Matsya Purana — The Strategy to Defeat Tāraka: Pārvatī’s Birth

तनुस्ते वरुणोच्छुष्का परीतस्येव वह्निना विमुक्तरुधिरं पाशं फणिभिः प्रविलोकयन् //

tanuste varuṇocchuṣkā parītasyeva vahninā vimuktarudhiraṃ pāśaṃ phaṇibhiḥ pravilokayan //

Your body, dried up as though by Varuṇa, looked as if it were ringed by fire—while the serpent-forms watched, with raised hoods, a pāśa noose that had been freed of blood.

tanuḥbody
tanuḥ:
teyour
te:
varuṇa-ucchuṣkādried up by Varuṇa (lord of waters)/parched by watery affliction
varuṇa-ucchuṣkā:
parītasya ivaas if surrounded
parītasya iva:
vahnināby fire
vahninā:
vimukta-rudhiramfrom which blood has been released/that is bloodless
vimukta-rudhiram:
pāśamnoose, bond (also Varuṇa’s noose)
pāśam:
phaṇibhiḥby serpents (hooded ones)
phaṇibhiḥ:
pravilokayanobserving, looking closely
pravilokayan:
Narrator (Purāṇic voice; likely Sūta relaying the description in the dialogue setting)
VaruṇaPāśa (Varuṇa’s noose)Phaṇin (serpents/Nāgas)Vahni (fire)
PralayaMythic imageryNāga motifVaruṇa-pāśaBondage/Release

FAQs

It uses Pralaya-style imagery—drying, fire-like encirclement, and a bloodless noose—to evoke extreme cosmic or supernatural conditions and the loosening of life-bonds, rather than giving a direct cosmological mechanism.

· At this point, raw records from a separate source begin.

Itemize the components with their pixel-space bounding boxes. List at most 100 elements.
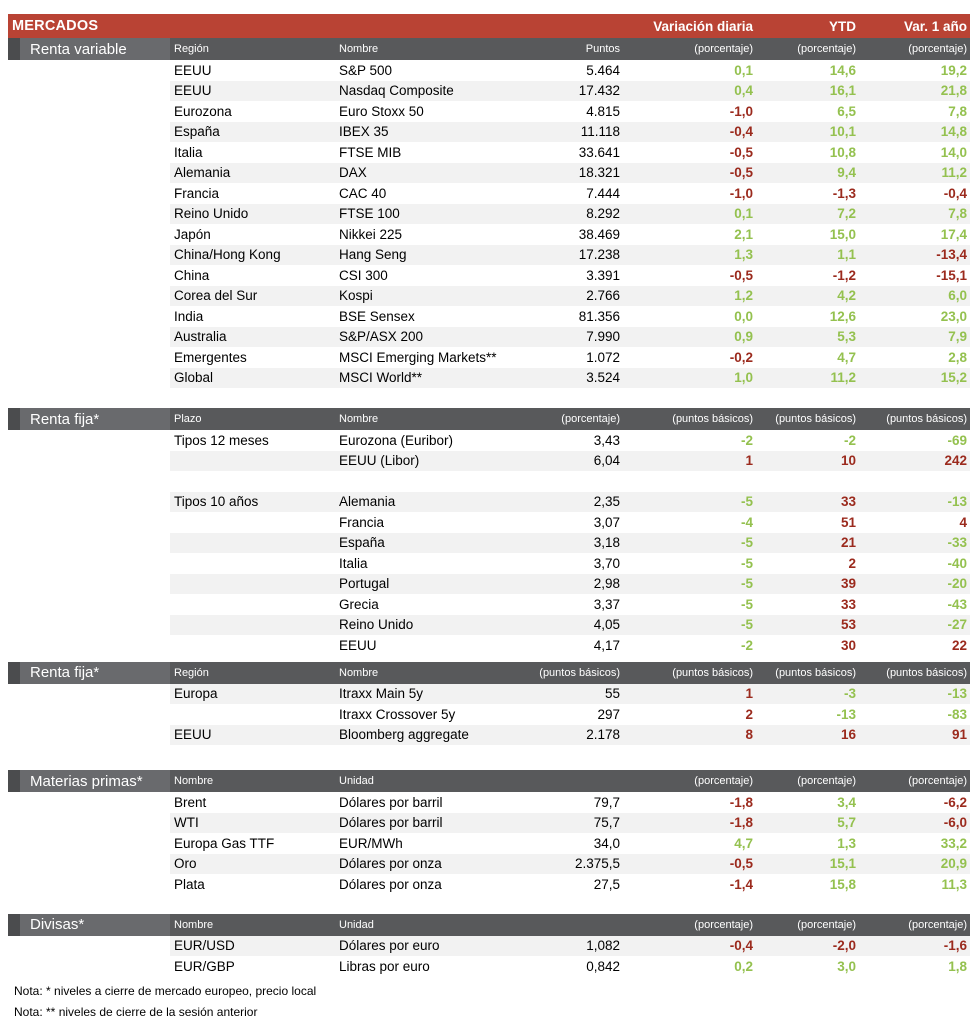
column-header: (porcentaje): [908, 775, 967, 787]
column-header: Nombre: [174, 775, 214, 787]
column-header: Nombre: [339, 413, 379, 425]
cell-name: DAX: [335, 162, 535, 183]
cell-var-1y: 2,8: [948, 349, 967, 365]
column-header: [535, 770, 623, 792]
column-header: Plazo: [174, 413, 202, 425]
cell-var-diaria: -5: [623, 573, 756, 594]
cell-var-1y: 91: [859, 724, 970, 745]
cell-value: 2,35: [535, 491, 623, 512]
table-row: Italia FTSE MIB 33.641 -0,5 10,8 14,0: [8, 142, 970, 163]
cell-ytd: 9,4: [756, 162, 859, 183]
cell-name: Euro Stoxx 50: [339, 103, 424, 119]
cell-var-diaria: -5: [623, 532, 756, 553]
table-row: Reino Unido FTSE 100 8.292 0,1 7,2 7,8: [8, 203, 970, 224]
section-label: Divisas*: [8, 913, 170, 936]
cell-ytd: 15,1: [756, 853, 859, 874]
cell-var-diaria: -5: [623, 614, 756, 635]
cell-var-1y: 6,0: [859, 285, 970, 306]
column-header: (porcentaje): [797, 775, 856, 787]
column-header: (puntos básicos): [672, 666, 753, 679]
row-label: [8, 684, 170, 705]
table-row: Francia 3,07 -4 51 4: [8, 512, 970, 533]
column-header-ytd: YTD: [829, 18, 856, 34]
cell-var-1y: -6,0: [859, 812, 970, 833]
row-label: [8, 635, 170, 656]
cell-ytd: 30: [840, 637, 856, 653]
column-header: Región: [174, 43, 209, 55]
cell-value: 3,43: [593, 432, 620, 448]
cell-name: BSE Sensex: [339, 308, 415, 324]
table-row: EUR/GBP Libras por euro 0,842 0,2 3,0 1,8: [8, 956, 970, 977]
cell-ytd: 7,2: [756, 203, 859, 224]
section-header-renta-fija-credito: Renta fija* Región Nombre (puntos básicos) (…: [8, 661, 970, 684]
cell-var-diaria: 0,2: [734, 958, 753, 974]
cell-var-diaria: -2: [740, 637, 753, 653]
cell-ytd: 6,5: [837, 103, 856, 119]
row-label: [8, 183, 170, 204]
cell-ytd: 16,1: [756, 80, 859, 101]
cell-ytd: -3: [756, 683, 859, 704]
table-row: EEUU Bloomberg aggregate 2.178 8 16 91: [8, 724, 970, 745]
row-label: [8, 854, 170, 875]
cell-var-1y: 21,8: [859, 80, 970, 101]
cell-ytd: 33: [756, 491, 859, 512]
cell-name: Kospi: [335, 285, 535, 306]
table-row: España 3,18 -5 21 -33: [8, 532, 970, 553]
section-renta-variable: Renta variable Región Nombre Puntos (porcent…: [8, 38, 970, 388]
cell-category: India: [174, 308, 204, 324]
cell-value: 34,0: [593, 835, 620, 851]
cell-value: 3,18: [535, 532, 623, 553]
column-header: (porcentaje): [694, 43, 753, 55]
cell-category: [170, 532, 335, 553]
column-header: (puntos básicos): [775, 413, 856, 425]
column-header-variacion-diaria: Variación diaria: [653, 18, 753, 34]
cell-category: Emergentes: [174, 349, 247, 365]
cell-var-diaria: 1,3: [623, 244, 756, 265]
cell-ytd: -2,0: [756, 935, 859, 956]
cell-value: 1,082: [535, 935, 623, 956]
row-label: [8, 874, 170, 895]
cell-category: China: [174, 267, 210, 283]
cell-name: FTSE MIB: [339, 144, 402, 160]
column-header: (porcentaje): [694, 775, 753, 787]
cell-value: 17.238: [535, 244, 623, 265]
cell-var-1y: -40: [947, 555, 967, 571]
cell-var-diaria: -1,0: [729, 185, 753, 201]
column-header: [535, 914, 623, 936]
cell-value: 11.118: [535, 121, 623, 142]
cell-name: España: [335, 532, 535, 553]
cell-value: 3,70: [593, 555, 620, 571]
cell-ytd: 3,4: [837, 794, 856, 810]
footnote-2: Nota: ** niveles de cierre de la sesión …: [14, 1004, 258, 1019]
section-label: Renta fija*: [8, 408, 170, 430]
cell-name: CAC 40: [339, 185, 387, 201]
cell-ytd: 12,6: [829, 308, 856, 324]
cell-category: [170, 635, 335, 656]
cell-var-1y: -6,2: [943, 794, 967, 810]
row-label: [8, 430, 170, 451]
table-row: Eurozona Euro Stoxx 50 4.815 -1,0 6,5 7,8: [8, 101, 970, 122]
cell-value: 17.432: [535, 80, 623, 101]
table-row: Itraxx Crossover 5y 297 2 -13 -83: [8, 704, 970, 725]
cell-value: 4,05: [535, 614, 623, 635]
row-label: [8, 245, 170, 266]
cell-var-diaria: -0,2: [729, 349, 753, 365]
cell-ytd: 51: [840, 514, 856, 530]
table-row: Brent Dólares por barril 79,7 -1,8 3,4 -6,2: [8, 792, 970, 813]
cell-var-1y: 7,8: [859, 203, 970, 224]
cell-name: Reino Unido: [335, 614, 535, 635]
cell-value: 6,04: [535, 450, 623, 471]
cell-value: 4.815: [586, 103, 620, 119]
cell-var-diaria: 1: [623, 683, 756, 704]
cell-var-diaria: 0,1: [623, 203, 756, 224]
cell-category: Oro: [170, 853, 335, 874]
cell-category: Europa: [170, 683, 335, 704]
cell-value: 79,7: [593, 794, 620, 810]
cell-name: Dólares por euro: [335, 935, 535, 956]
table-row: Europa Gas TTF EUR/MWh 34,0 4,7 1,3 33,2: [8, 833, 970, 854]
cell-category: [170, 704, 335, 725]
cell-name: Grecia: [339, 596, 379, 612]
cell-var-diaria: -0,4: [623, 935, 756, 956]
table-row: India BSE Sensex 81.356 0,0 12,6 23,0: [8, 306, 970, 327]
cell-var-1y: 242: [859, 450, 970, 471]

Indirectly, it reinforces the Purāṇic ethic that bondage (pāśa) and release are moral-spiritual realities; kings and householders are urged elsewhere in the Matsya Purāṇa to uphold dharma to avoid the “noose” of punitive consequence and to seek purification.

No explicit Vāstu or temple rule appears; the key ritual-symbolic element is Varuṇa’s pāśa (bond/noose), a motif often invoked in rites as a symbol of restraint, sin-bondage, and its removal through purification.